Following a competitive national search, Yeshiva University has appointed Rebecca Cypess, PhD, the new dean of Yeshiva College and Stern College for Women. An accomplished and visionary educational leader, Dr. Cypess is currently the Associate Dean for Academic Affairs at Mason Gross School of the Arts at Rutgers University, where she is also founding co-chair of J-FAS (Rutgers Jewish Faculty, Administrators, and Staff), which combats antisemitism and anti-Israel bias on campus. Dr. Cypess will assume her new position on July 1, 2024.

Dr. Cypess succeeds long-time Dean Karen Bacon — legendary in her commitment to students — who will become the Associate Vice President for Academic Affairs. “Karen’s contributions to YU are so profound and meaningful that they cannot be quantified or even simply explained,” said Dr. Selma Botman, YU Provost and Vice President for Academic Affairs. “I am truly excited that she is joining the Office of Academic Affairs, where she will lend her wisdom and experience to all the schools and colleges of YU.”

Dr. Cypess is the ideal choice for YU, said Dr. Botman. “She is mission aligned, deeply committed to excellence, and filled with dynamism. She has a winning personality that will fit right into the culture of YU.”

A renowned music scholar, professor, researcher, and performer with a master’s degree from YU’s Bernard Revel Graduate School of Jewish Studies, another from the Royal College of Music (London), and a PhD from Yale University, Dr. Cypess comes to YU with a diverse and unique skillset and a passionate personal and professional mission.

"As an Orthodox Jew deeply committed to higher education, I am honored to be afforded this once-in-a-lifetime opportunity," she said. "I care deeply about YU. Since its founding, this institution has been critical to Jewish life in the United States, and I am eager to support its ongoing success and vitality.”

Dr. Rebecca Cypess, the new dean of Yeshiva College and Stern College for Women
Dr. Rebecca Cypess, the new dean of Yeshiva College and Stern College for Women

In addition to building on the tradition of academic excellence across all subjects at Yeshiva College and Stern, Dr. Cypess hopes to cultivate and strengthen collaboration across the university, continuing to integrate Jewish values and Jewish learning into the undergraduate programs. “Such collaboration has never been more important than it is now,” she said.

Collaboration and partnership-building have been central tenets of Dr. Cypess’s tenure at Mason Gross School of the Arts, where she helps oversee curriculum and research in five different arts disciplines. "Encouraging dialogue and cooperation among the arts, sciences, and humanities — and across the university as a whole — has been very exciting,” she said. “When we talk to each other and collaborate, we know and accomplish more.”

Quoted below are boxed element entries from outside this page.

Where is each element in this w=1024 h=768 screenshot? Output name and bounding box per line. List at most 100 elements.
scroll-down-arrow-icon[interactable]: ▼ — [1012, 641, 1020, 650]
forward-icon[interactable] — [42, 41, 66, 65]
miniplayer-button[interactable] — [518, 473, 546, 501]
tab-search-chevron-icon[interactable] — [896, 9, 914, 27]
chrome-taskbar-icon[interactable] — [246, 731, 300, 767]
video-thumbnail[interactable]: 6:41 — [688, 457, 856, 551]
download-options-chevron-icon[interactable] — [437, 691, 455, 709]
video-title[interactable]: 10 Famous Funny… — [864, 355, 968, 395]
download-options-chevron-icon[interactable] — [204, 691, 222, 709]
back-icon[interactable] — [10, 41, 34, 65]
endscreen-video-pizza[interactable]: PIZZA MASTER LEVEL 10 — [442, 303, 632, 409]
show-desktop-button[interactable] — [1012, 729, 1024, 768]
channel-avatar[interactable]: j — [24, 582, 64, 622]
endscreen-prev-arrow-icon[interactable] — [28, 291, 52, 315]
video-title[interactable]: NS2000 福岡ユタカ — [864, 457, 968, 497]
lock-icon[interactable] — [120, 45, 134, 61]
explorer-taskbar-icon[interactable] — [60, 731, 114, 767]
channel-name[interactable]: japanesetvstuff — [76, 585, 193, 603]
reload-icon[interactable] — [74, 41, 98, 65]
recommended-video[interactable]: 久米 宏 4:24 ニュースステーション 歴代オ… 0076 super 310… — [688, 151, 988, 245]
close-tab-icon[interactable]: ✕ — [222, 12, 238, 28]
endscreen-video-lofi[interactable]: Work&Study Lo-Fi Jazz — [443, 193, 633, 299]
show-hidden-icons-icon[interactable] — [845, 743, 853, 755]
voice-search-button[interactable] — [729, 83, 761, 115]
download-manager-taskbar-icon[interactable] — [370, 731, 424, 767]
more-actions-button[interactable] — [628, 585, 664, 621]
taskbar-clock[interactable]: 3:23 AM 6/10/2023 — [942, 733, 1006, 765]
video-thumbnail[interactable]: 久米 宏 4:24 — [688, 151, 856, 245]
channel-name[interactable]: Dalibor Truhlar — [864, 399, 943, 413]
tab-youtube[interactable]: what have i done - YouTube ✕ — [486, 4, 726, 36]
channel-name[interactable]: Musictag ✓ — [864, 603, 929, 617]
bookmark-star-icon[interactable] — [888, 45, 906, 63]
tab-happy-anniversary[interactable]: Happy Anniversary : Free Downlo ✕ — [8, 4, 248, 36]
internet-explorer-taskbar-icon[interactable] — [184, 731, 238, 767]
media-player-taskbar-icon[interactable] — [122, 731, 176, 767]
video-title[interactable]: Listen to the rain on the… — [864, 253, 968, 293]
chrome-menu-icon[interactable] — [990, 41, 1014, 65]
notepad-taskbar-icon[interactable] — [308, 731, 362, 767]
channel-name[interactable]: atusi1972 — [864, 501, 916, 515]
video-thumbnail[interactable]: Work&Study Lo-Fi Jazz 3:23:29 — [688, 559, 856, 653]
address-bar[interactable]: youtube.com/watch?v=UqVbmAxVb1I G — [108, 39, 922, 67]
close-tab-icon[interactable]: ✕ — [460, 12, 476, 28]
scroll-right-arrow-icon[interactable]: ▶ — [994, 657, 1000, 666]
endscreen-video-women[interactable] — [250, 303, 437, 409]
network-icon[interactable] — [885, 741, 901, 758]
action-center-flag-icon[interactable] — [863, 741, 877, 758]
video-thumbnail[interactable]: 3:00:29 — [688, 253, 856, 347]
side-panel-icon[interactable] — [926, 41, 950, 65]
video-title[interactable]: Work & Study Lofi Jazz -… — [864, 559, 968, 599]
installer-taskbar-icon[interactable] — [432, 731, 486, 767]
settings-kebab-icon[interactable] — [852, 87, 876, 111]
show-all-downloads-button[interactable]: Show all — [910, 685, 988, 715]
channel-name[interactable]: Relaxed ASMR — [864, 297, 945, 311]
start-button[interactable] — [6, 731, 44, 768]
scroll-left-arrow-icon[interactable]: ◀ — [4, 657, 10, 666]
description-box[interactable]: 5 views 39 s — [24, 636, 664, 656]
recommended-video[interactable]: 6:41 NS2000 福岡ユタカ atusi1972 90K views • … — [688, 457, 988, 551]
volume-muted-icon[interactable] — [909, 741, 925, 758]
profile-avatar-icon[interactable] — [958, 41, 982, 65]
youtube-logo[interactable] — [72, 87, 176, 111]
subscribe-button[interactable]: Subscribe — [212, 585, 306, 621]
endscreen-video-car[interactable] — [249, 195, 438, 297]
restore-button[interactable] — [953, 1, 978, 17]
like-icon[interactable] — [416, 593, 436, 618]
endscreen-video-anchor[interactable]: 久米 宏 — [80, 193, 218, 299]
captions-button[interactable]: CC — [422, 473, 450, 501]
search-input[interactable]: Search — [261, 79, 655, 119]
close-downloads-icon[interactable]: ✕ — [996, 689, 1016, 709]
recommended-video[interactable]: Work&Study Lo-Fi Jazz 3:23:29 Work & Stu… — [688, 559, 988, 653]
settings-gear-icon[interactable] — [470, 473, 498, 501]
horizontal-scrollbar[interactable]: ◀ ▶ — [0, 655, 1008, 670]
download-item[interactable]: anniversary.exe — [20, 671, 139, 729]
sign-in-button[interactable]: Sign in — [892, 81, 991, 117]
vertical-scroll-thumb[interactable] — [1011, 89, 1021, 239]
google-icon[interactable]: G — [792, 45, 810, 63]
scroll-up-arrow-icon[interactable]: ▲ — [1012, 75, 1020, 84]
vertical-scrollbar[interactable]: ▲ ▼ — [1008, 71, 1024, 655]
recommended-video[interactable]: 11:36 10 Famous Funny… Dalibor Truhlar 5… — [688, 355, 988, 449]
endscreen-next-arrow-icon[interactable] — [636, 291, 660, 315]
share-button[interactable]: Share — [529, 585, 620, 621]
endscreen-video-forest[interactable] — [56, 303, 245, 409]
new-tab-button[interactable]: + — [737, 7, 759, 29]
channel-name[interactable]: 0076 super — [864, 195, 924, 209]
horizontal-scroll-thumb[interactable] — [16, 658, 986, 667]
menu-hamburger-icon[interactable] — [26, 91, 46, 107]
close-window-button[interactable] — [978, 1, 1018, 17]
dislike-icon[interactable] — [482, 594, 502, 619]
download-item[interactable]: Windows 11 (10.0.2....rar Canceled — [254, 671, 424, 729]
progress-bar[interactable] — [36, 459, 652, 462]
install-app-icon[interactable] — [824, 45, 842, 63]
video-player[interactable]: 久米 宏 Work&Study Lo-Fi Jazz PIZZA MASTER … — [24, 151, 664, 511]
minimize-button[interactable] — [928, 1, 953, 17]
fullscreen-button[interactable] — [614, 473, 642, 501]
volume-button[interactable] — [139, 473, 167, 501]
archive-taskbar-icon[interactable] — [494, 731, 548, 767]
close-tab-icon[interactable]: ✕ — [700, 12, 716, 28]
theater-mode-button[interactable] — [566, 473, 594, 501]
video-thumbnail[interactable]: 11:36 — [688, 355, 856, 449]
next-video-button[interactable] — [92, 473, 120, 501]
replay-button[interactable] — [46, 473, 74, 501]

Although she has achieved considerable success at Rutgers, after Oct. 7, Dr. Cypess began reevaluating her priorities. Seeing a need to spend more time supporting the Jewish community in academia, she had planned to step down as associate dean and return to her faculty role. Then she read the announcement about the dean position at YU and knew she had to apply. It came at just the right time and in perfect alignment with her commitments to both academic excellence and the Jewish world. Top of Form

“The position at YU gives me the opportunity to devote myself to strengthening academia from within the Jewish community,” she said. “All roads seemed to lead to YU.” 

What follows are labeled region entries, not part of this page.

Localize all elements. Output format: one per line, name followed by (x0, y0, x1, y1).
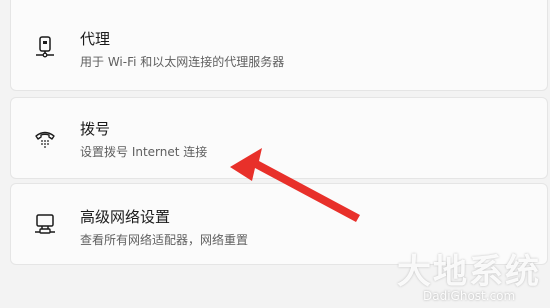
dialup-setting-item[interactable]: 拨号 设置拨号 Internet 连接 (10, 97, 548, 179)
dial-up-phone-icon (35, 131, 55, 148)
proxy-server-icon (36, 36, 54, 58)
watermark-logo-text: 大地系统 (397, 252, 541, 292)
dialup-description: 设置拨号 Internet 连接 (80, 145, 208, 159)
watermark-url: DadiGhost.com (423, 289, 516, 303)
proxy-title: 代理 (80, 30, 111, 48)
proxy-setting-item[interactable]: 代理 用于 Wi-Fi 和以太网连接的代理服务器 (10, 0, 548, 91)
advanced-network-description: 查看所有网络适配器，网络重置 (80, 233, 249, 247)
network-pc-icon (35, 214, 55, 234)
advanced-network-title: 高级网络设置 (80, 208, 171, 226)
proxy-description: 用于 Wi-Fi 和以太网连接的代理服务器 (80, 55, 285, 69)
dialup-title: 拨号 (80, 120, 111, 138)
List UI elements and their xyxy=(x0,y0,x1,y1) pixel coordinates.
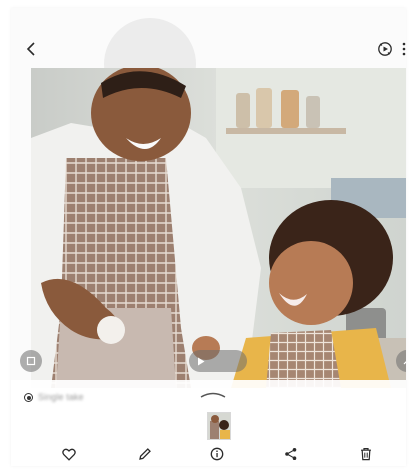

Much of higher education today, Dr. Cypess said, has embraced nihilism — which puts YU, the flagship Jewish university, in an ever more profound and vital position. “In a world where many people ignore facts and view reality as relative, YU is a beacon of morality, emanating from our timeless Jewish values,” she said. “The world needs YU as never before. I am honored to become part of an institution that leads with academic excellence, moral clarity, and the search for truth.”